Protagonista che di per sé coinvolge il lettore in una vicenda magistralmente costruita da Heman Zed, tra colpi di scena, ritmo serrato che non lascia spazio a particolari descrizioni o divagazioni, in un susseguirsi continuo di battute sarcastiche che ben si accompagnano alle situazioni più violente. L’umorismo, o forse sarcasmo che, peraltro, nasce anche dalla parlata di Romeo Marconato, come una sorta di onomatopea in versione veneta, con tutti i suoi casso, gnente, smartfón.
Per farla breve: lettura che merita per un romanzo difficilmente incasellabile in un genere definito – magari potremmo parlare di noir irregolare – proprio per l’abile sintesi di comicità, magari con un po’ di critica indiretta al consumismo della società contemporanea, nonché per il crescendo di violenza, almeno da parte del bulletto Romeo, mai troppo pianificata.

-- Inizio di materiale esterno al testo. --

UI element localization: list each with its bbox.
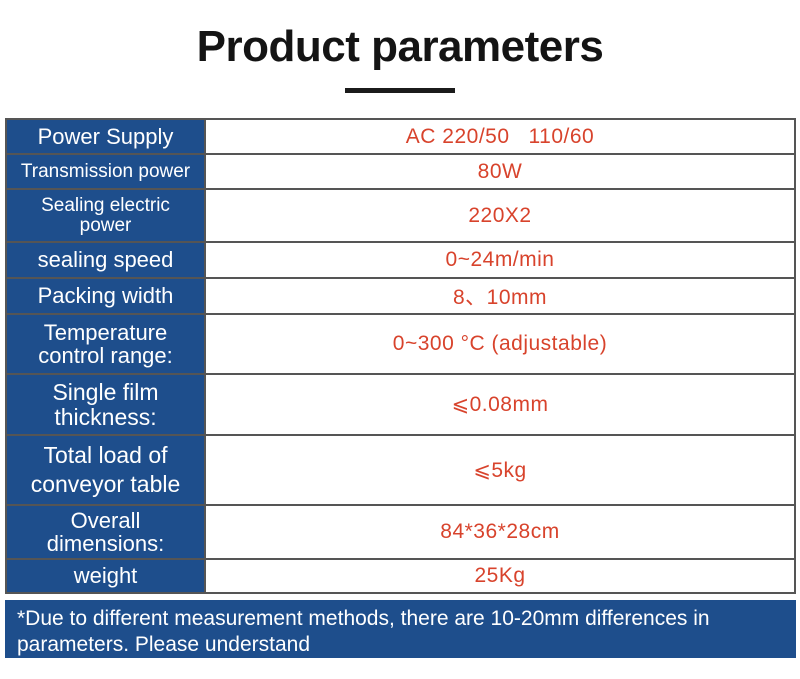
table-row: Power Supply AC 220/50 110/60 [7,120,794,155]
table-row: Overall dimensions: 84*36*28cm [7,506,794,560]
row-label-temperature-control-range: Temperature control range: [7,315,206,373]
title-underline [345,88,455,93]
parameters-table: Power Supply AC 220/50 110/60 Transmissi… [5,118,796,594]
row-value-sealing-electric-power: 220X2 [468,203,532,227]
row-value-temperature-control-range: 0~300 °C (adjustable) [392,332,608,355]
row-value-total-load-conveyor-table: ⩽5kg [473,458,527,482]
row-label-packing-width: Packing width [7,279,206,313]
row-label-total-load-conveyor-table: Total load of conveyor table [7,436,206,504]
row-value-power-supply: AC 220/50 110/60 [405,124,595,148]
row-label-weight: weight [7,560,206,592]
table-row: Single film thickness: ⩽0.08mm [7,375,794,436]
page-title: Product parameters [196,22,604,71]
row-value-packing-width: 8、10mm [452,286,548,309]
row-value-transmission-power: 80W [477,159,523,183]
measurement-note: *Due to different measurement methods, t… [5,600,796,658]
row-value-single-film-thickness: ⩽0.08mm [451,393,549,416]
table-row: Temperature control range: 0~300 °C (adj… [7,315,794,375]
row-label-power-supply: Power Supply [7,120,206,153]
row-label-sealing-speed: sealing speed [7,243,206,277]
row-label-overall-dimensions: Overall dimensions: [7,506,206,558]
row-value-overall-dimensions: 84*36*28cm [440,520,560,543]
table-row: Sealing electric power 220X2 [7,190,794,243]
table-row: Transmission power 80W [7,155,794,190]
table-row: Packing width 8、10mm [7,279,794,315]
table-row: Total load of conveyor table ⩽5kg [7,436,794,506]
table-row: weight 25Kg [7,560,794,592]
row-label-sealing-electric-power: Sealing electric power [7,190,206,241]
row-value-sealing-speed: 0~24m/min [445,248,555,271]
row-label-transmission-power: Transmission power [7,155,206,188]
row-value-weight: 25Kg [474,564,526,587]
table-row: sealing speed 0~24m/min [7,243,794,279]
row-label-single-film-thickness: Single film thickness: [7,375,206,434]
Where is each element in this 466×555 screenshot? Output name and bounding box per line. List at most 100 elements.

Edizione esaminata e brevi note
Heman Zed, è nato Padova nel 1967. Ha esordito per Il Maestrale nel 2007 con il romanzo “La cortina di marzapane”. Hanno fatto seguito “La Zolfa” (Il Maestrale, 2009), “Dreams ‘n’ Drums” (Il Maestrale, 2010) e, con Gianluca Morozzi, “Lo scrittore deve morire” (Guanda, 2012).
È presente nel “Dizionario affettivo della lingua italiana” (a cura di Matteo B. Bianchi e Giorgio Vasta, Fandango, 2008) con il lemma «Sfiato», nelle antologie “L’occasione” (2012) con il racconto “Ultima chance”; “Sogni senza frontiere” (2013) con il racconto “Kanun”; “Père Lachaise. Racconti dalle tombe di Parigi” (2014) con il racconto “L’anniversario” e “Vynil, storie di dischi che cambiano la vita” (2017) con il racconto “4-pieces drum kit”. Ha collaborato a diversi progetti multimediali inseriti nell’area del Fondo Sociale Europeo ed è docente di scrittura creativa.
Heman Zed, “Zodiaco street food”, Neo edizioni (collana “Dry”), Castel di Sangro 2020, pp. 232.